Paracetamol has few side effects and is regarded as very safe, although excessive doses can lead to kidney and liver damage in the form of analgesic nephropathy and paracetamol hepatotoxicity, respectively. NSAIDs predispose to peptic ulcers, renal failure, allergic reactions, and occasionally hearing loss, and they can increase the risk of hemorrhage by affecting platelet function. The use of aspirin in children under 16 suffering from viral illness may contribute to Reye syndrome.

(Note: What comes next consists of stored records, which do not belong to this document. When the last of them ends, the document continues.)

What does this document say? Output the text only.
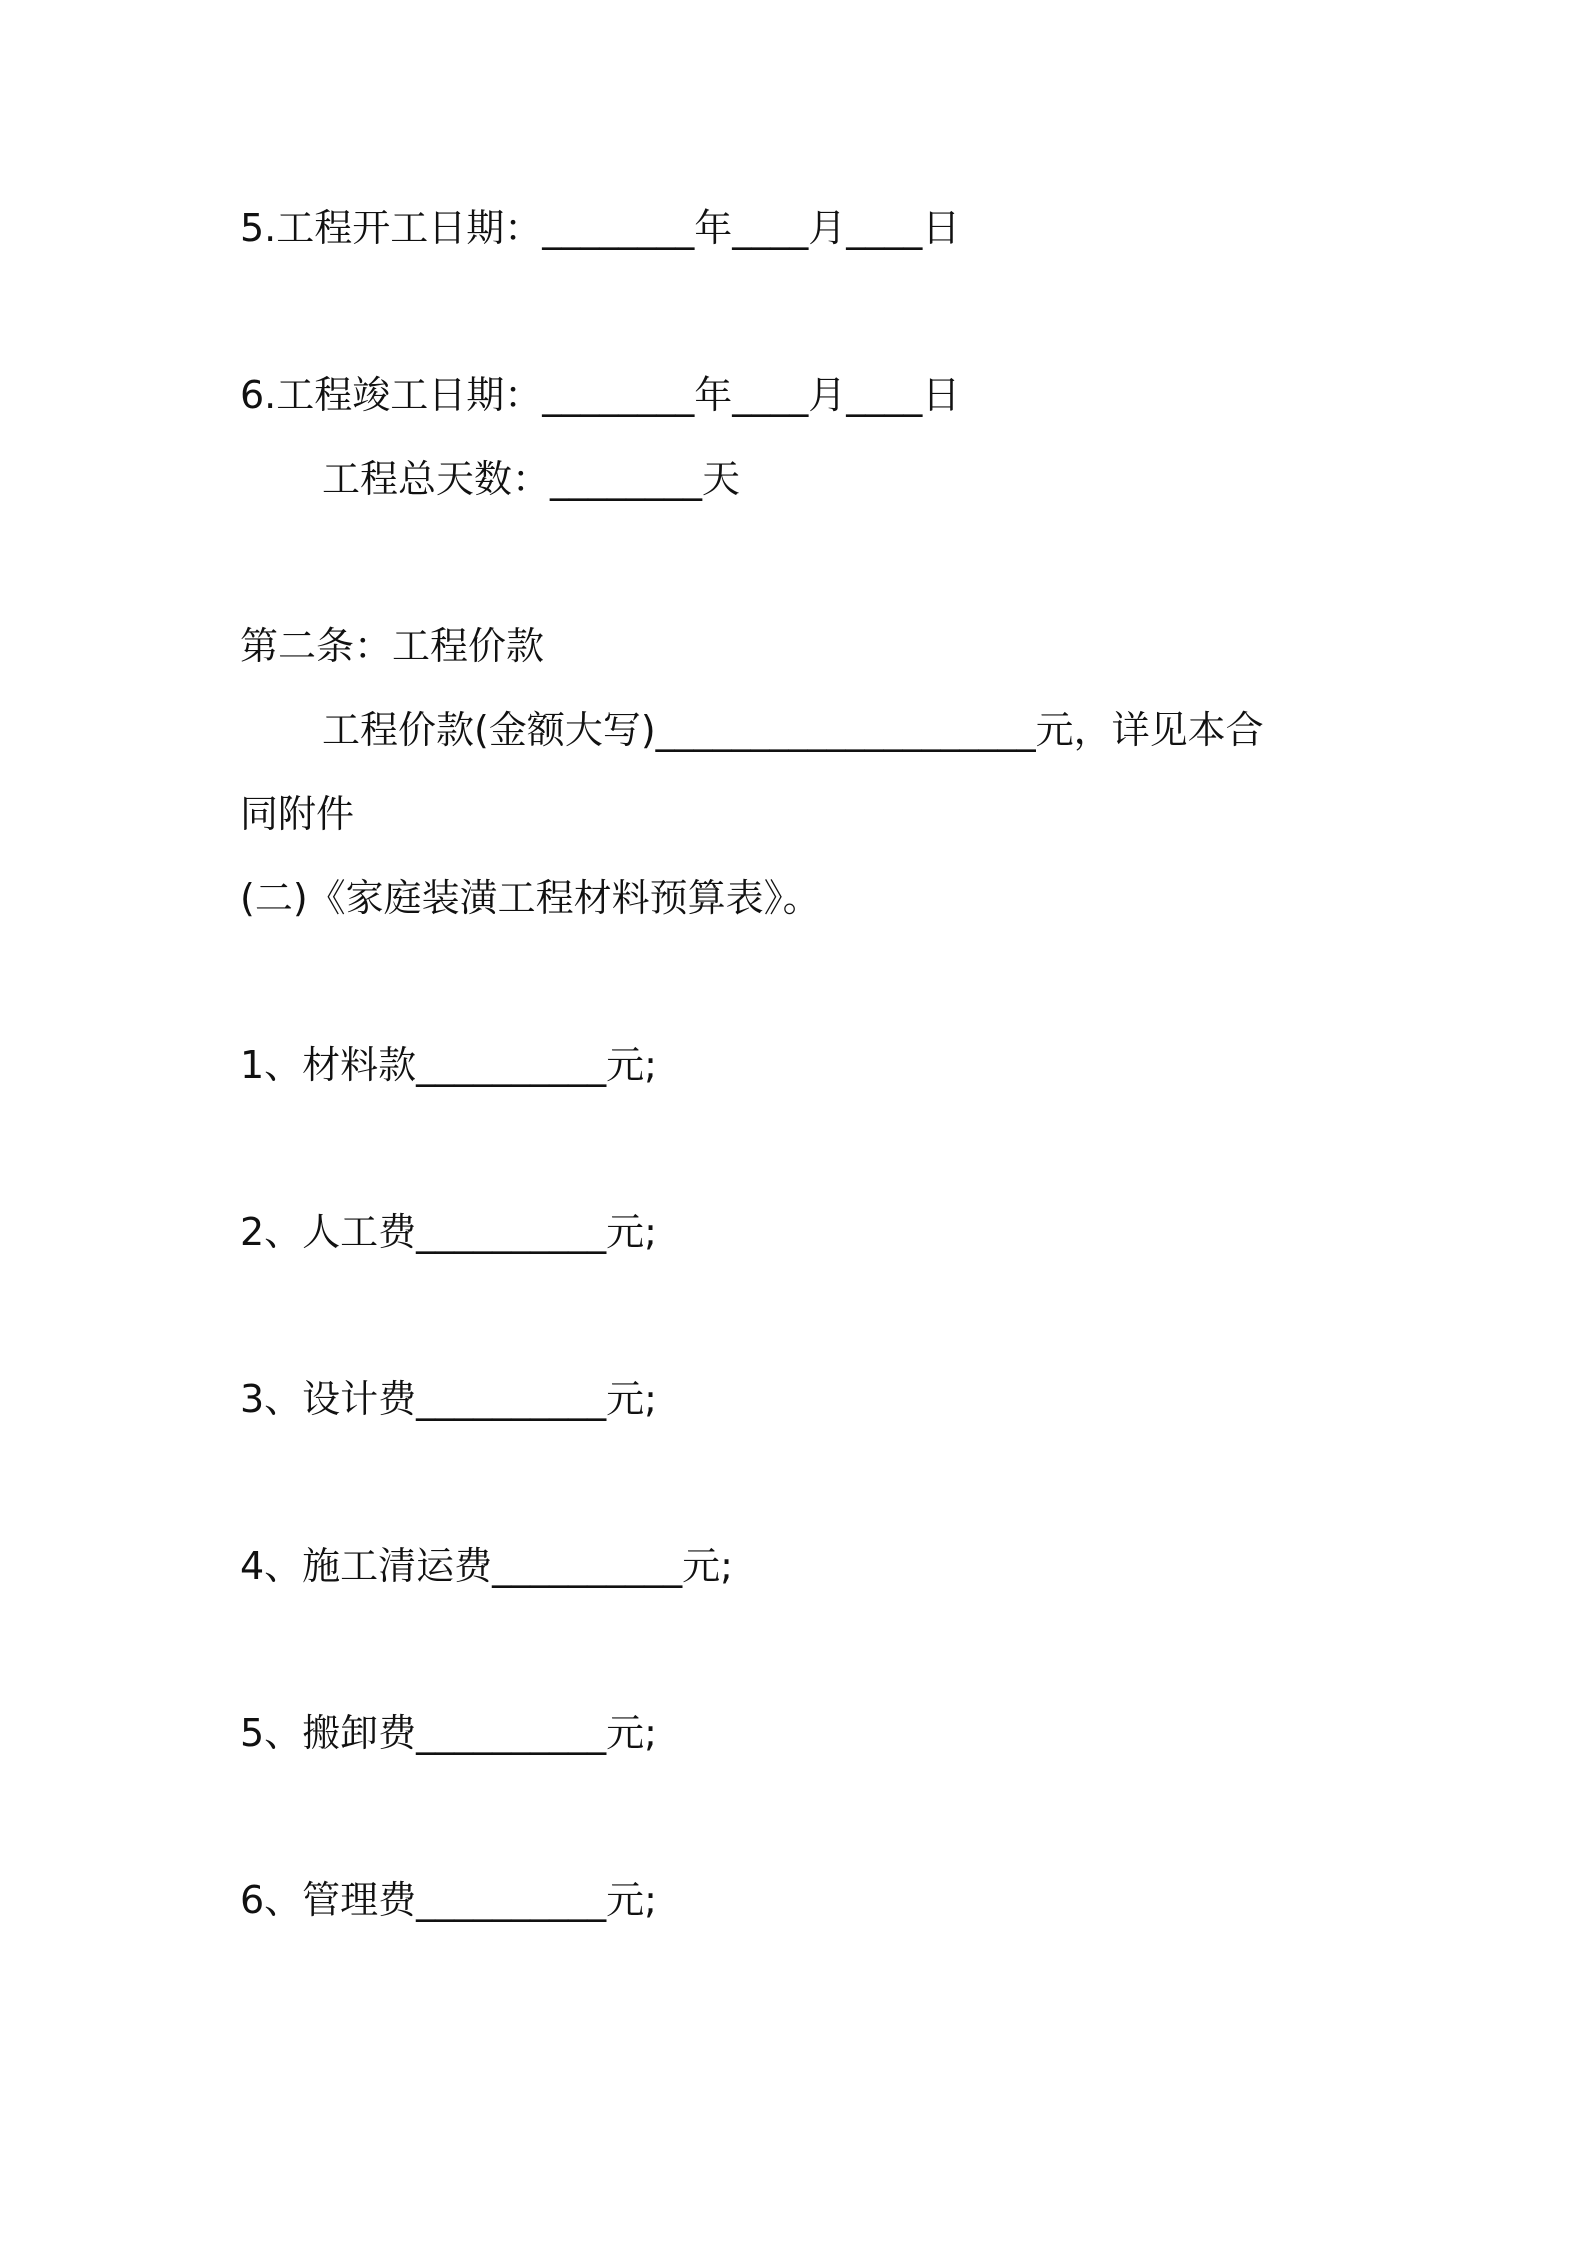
5.工程开工日期：________年____月____日
6.工程竣工日期：________年____月____日
工程总天数：________天
第二条：工程价款
工程价款(金额大写)____________________元，详见本合
同附件
(二)《家庭装潢工程材料预算表》。
1、材料款__________元;
2、人工费__________元;
3、设计费__________元;
4、施工清运费__________元;
5、搬卸费__________元;
6、管理费__________元;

Opioids, while very effective analgesics, may have some unpleasant side-effects. Up to 1 in 3 patients starting morphine may experience nausea and vomiting (generally relieved by a short course of antiemetics). Pruritus (itching) may require switching to a different opioid. Constipation occurs in almost all patients on opioids, and laxatives (lactulose, macrogol-containing or co-danthramer) are typically co-prescribed.
When used appropriately, opioids and similar narcotic analgesics are otherwise safe and effective, however risks such as addiction and the body becoming used to the drug (tolerance) can occur. The effect of tolerance means that drug dosing may have to be increased if it is for a chronic disease this is where the no ceiling limit of the drug comes into play. However what must be remembered is although there is no upper limit there is a still a toxic dose even if the body has become used to lower doses.
The use of paracetamol, as well as aspirin, ibuprofen, naproxen, and other NSAIDS concurrently with weak to mid-range opiates (up to about the hydrocodone level) has been shown to have beneficial synergistic effects by combatting pain at multiple sites of action—NSAIDs reduce inflammation which, in some cases, is the cause of the pain itself while opiates dull the perception of pain—thus, in cases of mild to moderate pain caused in part by inflammation, it is generally recommended that the two be prescribed together.
The use of adjuvant analgesics is an important and growing part of the pain-control field and new discoveries are made practically every year. Many of these drugs combat the side effects of opioid analgesics, an added bonus. For example, antihistamines including orphenadrine combat the release of histamine caused by many opioids, methylphenidate, caffeine, ephedrine, dextroamphetamine, and cocaine work against heavy sedation and may elevate mood in distressed patients as do the antidepressants. A well-accepted benefit of THC to chronic pain patients on opioids is its superior anti-nauseant action. Some think it would make more sense to use the synthetic THC capsule (trade name Marinol), which is administered orally. However, in patients suffering from nausea, the swallowing of the capsule itself may provoke vomiting. Likewise, the use of medicinal cannabis remains a debated issue.